President Obama explained America’s military involvement in Libya in a speech last night:
Defending the first war launched on his watch, President Barack Obama declared Monday night that the United States intervened in Libya to prevent a slaughter of civilians that would have stained the world’s conscience and “been a betrayal of who we are.” Yet he ruled out targeting Moammar Gadhafi, warning that trying to oust him militarily would be a costly mistake. Obama announced that NATO would take command over the entire Libya operation on Wednesday, keeping his pledge to get the U.S. out of the lead — but offering no estimate on when the conflict might end.
He never described the U.S.-led military campaign as a “war” and gave no details on its costs, but he offered an expansive case for why he believed it was in the national interest of the United States and allies to act.
In blunt terms, Obama said the U.S.-led response had stopped Gadhafi’s advances and halted a slaughter he warned could have shaken the stability of an entire region.

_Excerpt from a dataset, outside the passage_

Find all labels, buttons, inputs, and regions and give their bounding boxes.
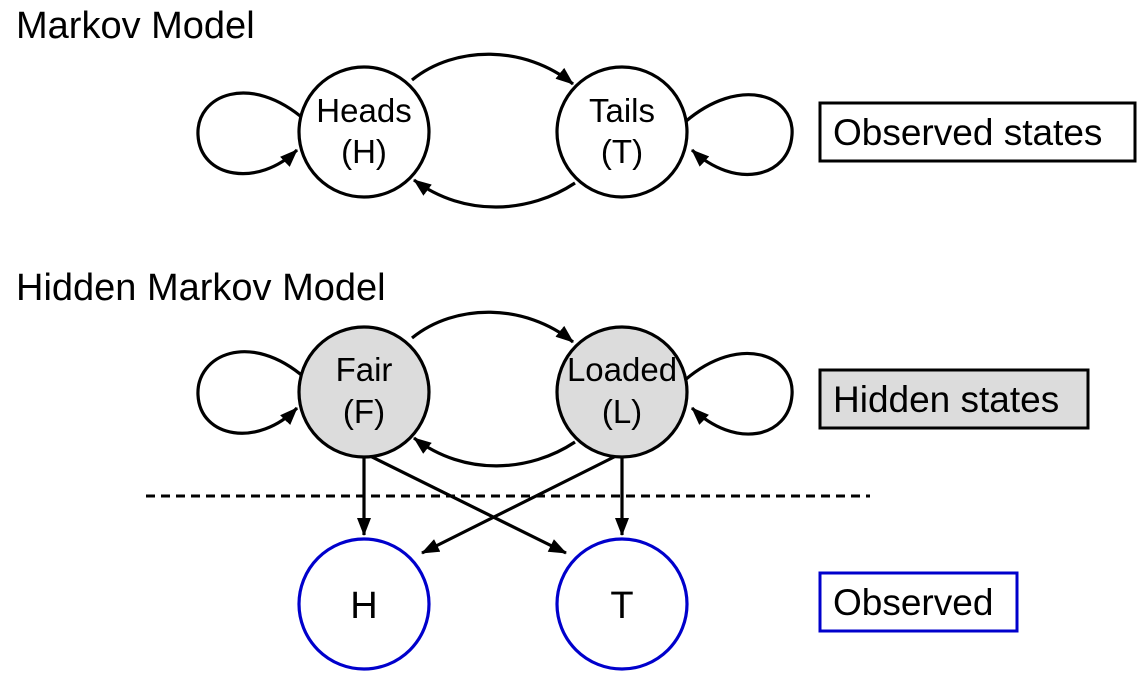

“To brush aside America’s responsibility as a leader and — more profoundly — our responsibilities to our fellow human beings under such circumstances would have been a betrayal of who we are,” Obama said. “Some nations may be able to turn a blind eye to atrocities in other countries. The United States of America is different. And as president, I refused to wait for the images of slaughter and mass graves before taking action.”
From the Washington Post
Two of Victor Davis Hanson’s observations about our new war:
6) It’s Only Congress. Both Bushes went to the U.S. Congress before they bombed and invaded. Clinton and Obama did not. Is there a pattern here? The liberal War Powers Act is a good brake on conservative Strangloves, but a mere nuisance to humanitarian liberal McNamaras? We can argue over the need to get congressional approval before major military operations (I think we must), but I don’t think in my lifetime a U.S. president has ever asked for both a UN and Arab League OK — and not the sanction of the Congress of his own country (e.g., our reps were voted in, theirs were not). That paradox is also unsustainable. At some point the president will either 1) ignore the limitations of the UN and Arab League mandated no-fly-zones (while praising them to the skies); or 2) get so involved that when he finally goes to Congress, Libya is a fait accompli in the way Clinton finessed it during the Balkan bombing. (I am still waiting for Joe Biden to go to Congress to impeach his boss, as he once boasted twice that he would do if any president bombed a Middle East country without congressional approval. Or for that matter, I am still waiting for Senator Obama to demand that President Obama get approval from his peers before, not after, bombing.)
7) Oh, So that Was What Iraq Was About. Libya is now an exegesis of the Iraq War. By now we know that the Bush-Cheney “shredding” of the Constitution (e.g., tribunals, wiretaps, intercepts, renditions, preventative detention, Predator drones, and Guantanamo Bay) was simply a liberal talking point. Why do we know that? Because Obama has either embraced or expanded all of those anti-terrorism protocols, and even hired the very lawyers and deans to legitimize them who used to sue the government to stop them. But Libya was the capstone of the entire liberal reset. When the MSNBC talking heads now support bombing an oil-producing Muslim Arab country that does not threaten our national security — without congressional approval, and with fewer allies than went with us to Afghanistan and Iraq — then we realize the entire Iraq hysteria was simply partisan politics, not about principles. That’s why we won’t see Rendition II at the movies, a return of Cindy Sheehan to network news, or Michael Moore in the VIP seats at the 2012 Democratic convention.
Supporters of the wars in Iraq and Afghanistan, do you support the war in Libya also? Opponents of the wars in Iraq and Afghanistan, are you supporting this one, since it is Obama’s war rather than Bush’s war? Those of you who support the humanitarian mission of this conflict, do you think the President has been following the right process, acting at the behest of the UN rather than Congress and turning over command to other countries?
And, finally, how do you think this will turn out? A quick engagement, overthrowing Gadaffi and then we leave, having set Libya free? Or will this turn into another quagmire?